This chapter is dedicated to the awesome Sarah453 she is always the first to voter or comment and her support for this story had been amazing.
Sam's POV:
Where the hell was Scott.
I had tried calling him once already and he still hadn't picked up. God if he didn't pick up once I knew he never would but what could be more important than me and football????
We had this years final game coming up in the next month and Scott and I being the teams star players had made a vouch to practise everyday before school and after to make sure we were top quality.
But today Scott was no where to be seen.
On the drive to school I had felt mixed feeling about leaving Mia behind, I could still hear her loud scream as she called my name as I drove off into the horizon.
At fist I had enjoyed the feeling of power and revenge, she deserved everything she got.
She had cut a hole in the front of my shorts for god sake, and she knew they were my favourite and best shorts, the bitch.
I hated that smug little smile she had across her face as she tried not to laugh this morning in her room as I stood trying not to bear all.
I hated how she was able to play with my emotions like she were a fierce kitten tearing apart a ball of string. Clawing at my heart and dropping it once she got bored.
She could be really clever there was no doubting that but then again so could I.
She had better watch her back from now on.......I thought to my self still pissed off at her.
Mia and I hadn't always hated each other, in fact when we were little we were the very best of friends.
When I was about 4 and she had must turned 2 life was great we played constantly with each other and I was her hero.
We had the typical big brother little sister relationship, Mia worshipped the ground I walked on and it was impossible for me to do any wrong.
We would spend the hot summer day's hanging out by the pool and playing catch or tag.
Life was perfect for the both of us, or it was at least until our dad left.
My dad had never been the greatest with kids, I doubted he had ever really been one himself as his parents had both died when he was 5 and he had been moved from foster home to foster home all his life.
He loved my mum very much but he wasn't ready to settle down and have kids.

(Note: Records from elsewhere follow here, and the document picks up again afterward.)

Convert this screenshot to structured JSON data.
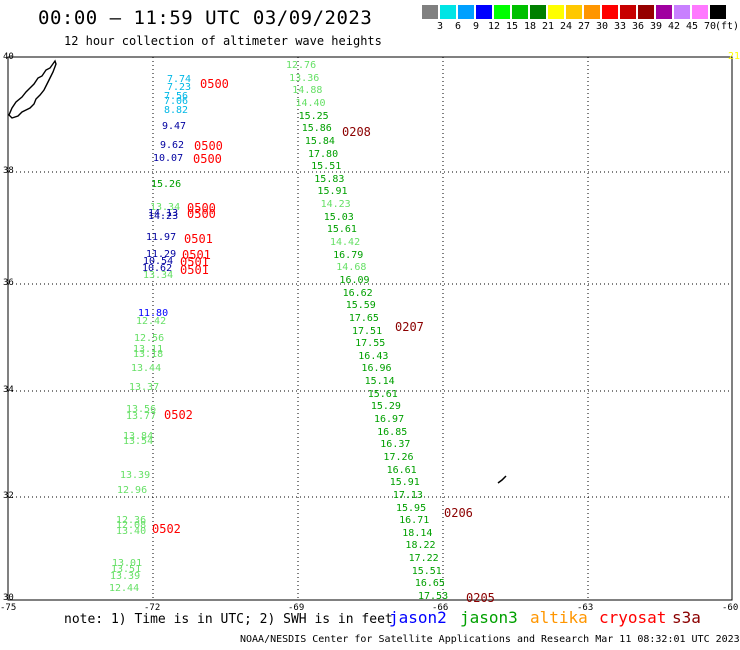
{
  "header": {
    "title": "00:00 – 11:59 UTC 03/09/2023",
    "subtitle": "12 hour collection of altimeter wave heights"
  },
  "colorbar": {
    "labels": [
      "3",
      "6",
      "9",
      "12",
      "15",
      "18",
      "21",
      "24",
      "27",
      "30",
      "33",
      "36",
      "39",
      "42",
      "45",
      "70"
    ],
    "unit": "(ft)",
    "colors": [
      "#808080",
      "#00e5e5",
      "#00a0ff",
      "#0000ff",
      "#00ff00",
      "#00c000",
      "#008000",
      "#ffff00",
      "#ffc800",
      "#ff9600",
      "#ff0000",
      "#c80000",
      "#960000",
      "#a000a0",
      "#c880ff",
      "#ff78ff",
      "#000000"
    ]
  },
  "axes": {
    "lat_labels": [
      "40",
      "38",
      "36",
      "34",
      "32",
      "30"
    ],
    "lon_labels": [
      "-75",
      "-72",
      "-69",
      "-66",
      "-63",
      "-60"
    ]
  },
  "series_colors": {
    "jason2": "#0000ff",
    "jason3": "#00a000",
    "altika": "#ff9600",
    "cryosat": "#ff0000",
    "s3a": "#8b0000",
    "light": "#66e066",
    "cyan": "#00b8e6",
    "navy": "#0000a0"
  },
  "track_right": {
    "values": [
      "12.76",
      "13.36",
      "14.88",
      "14.40",
      "15.25",
      "15.86",
      "15.84",
      "17.80",
      "15.51",
      "15.83",
      "15.91",
      "14.23",
      "15.03",
      "15.61",
      "14.42",
      "16.79",
      "14.68",
      "16.09",
      "16.62",
      "15.59",
      "17.65",
      "17.51",
      "17.55",
      "16.43",
      "16.96",
      "15.14",
      "15.61",
      "15.29",
      "16.97",
      "16.85",
      "16.37",
      "17.26",
      "16.61",
      "15.91",
      "17.13",
      "15.95",
      "16.71",
      "18.14",
      "18.22",
      "17.22",
      "15.51",
      "16.65",
      "17.53"
    ],
    "colors": [
      "light",
      "light",
      "light",
      "light",
      "jason3",
      "jason3",
      "jason3",
      "jason3",
      "jason3",
      "jason3",
      "jason3",
      "light",
      "jason3",
      "jason3",
      "light",
      "jason3",
      "light",
      "jason3",
      "jason3",
      "jason3",
      "jason3",
      "jason3",
      "jason3",
      "jason3",
      "jason3",
      "jason3",
      "jason3",
      "jason3",
      "jason3",
      "jason3",
      "jason3",
      "jason3",
      "jason3",
      "jason3",
      "jason3",
      "jason3",
      "jason3",
      "jason3",
      "jason3",
      "jason3",
      "jason3",
      "jason3",
      "jason3"
    ],
    "times": [
      "0208",
      "0207",
      "0206",
      "0205"
    ]
  },
  "track_left": {
    "values": [
      "7.74",
      "7.23",
      "7.56",
      "7.06",
      "8.82",
      "9.47",
      "9.62",
      "10.07",
      "15.26",
      "13.34",
      "14.13",
      "14.23",
      "11.97",
      "11.29",
      "10.54",
      "10.62",
      "13.34",
      "11.80",
      "12.42",
      "12.56",
      "13.11",
      "13.18",
      "13.44",
      "13.37",
      "13.56",
      "13.77",
      "13.84",
      "13.54",
      "13.39",
      "12.96",
      "12.36",
      "12.08",
      "13.40",
      "13.01",
      "13.51",
      "13.39",
      "12.44"
    ],
    "colors": [
      "cyan",
      "cyan",
      "cyan",
      "cyan",
      "cyan",
      "navy",
      "navy",
      "navy",
      "jason3",
      "light",
      "navy",
      "navy",
      "navy",
      "navy",
      "navy",
      "navy",
      "light",
      "jason2",
      "light",
      "light",
      "light",
      "light",
      "light",
      "light",
      "light",
      "light",
      "light",
      "light",
      "light",
      "light",
      "light",
      "light",
      "light",
      "light",
      "light",
      "light",
      "light"
    ],
    "times": [
      "0500",
      "0500",
      "0500",
      "0500",
      "0500",
      "0501",
      "0501",
      "0501",
      "0501",
      "0502",
      "0502"
    ]
  },
  "edge_label": "21",
  "note": "note: 1) Time is in UTC; 2) SWH is in feet",
  "legend": [
    {
      "name": "jason2",
      "color": "#0000ff"
    },
    {
      "name": "jason3",
      "color": "#00a000"
    },
    {
      "name": "altika",
      "color": "#ff9600"
    },
    {
      "name": "cryosat",
      "color": "#ff0000"
    },
    {
      "name": "s3a",
      "color": "#8b0000"
    }
  ],
  "footer": "NOAA/NESDIS Center for Satellite Applications and Research   Mar 11 08:32:01 UTC 2023"
}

Mia and I were just an annoyance to him, a distraction from his life and work.
To him we were his biggest mistakes.
He left us just week after my sister's 2nd birthday. It wasn't a surprising event as the past week had been almost unbearable.
All day and night there had been constant fighting and arguing between my parents and once one night I had come down stairs to find my dad repeatedly punching my mother, her cries were weak and lifeless.
He left the next day and we never saw him again.
I think a part of me died that day.
It wasn't just that I had lost a father, a male figure in my life it was the fact that I was now expected to fill his shoes.
At the age of 4 I was expected to became the man of the house, look after my mum and sister while still trying to cope with every day things such as starting school and dealing with the school school bullies who loved nothing more than teasing the boy who came from the broken home.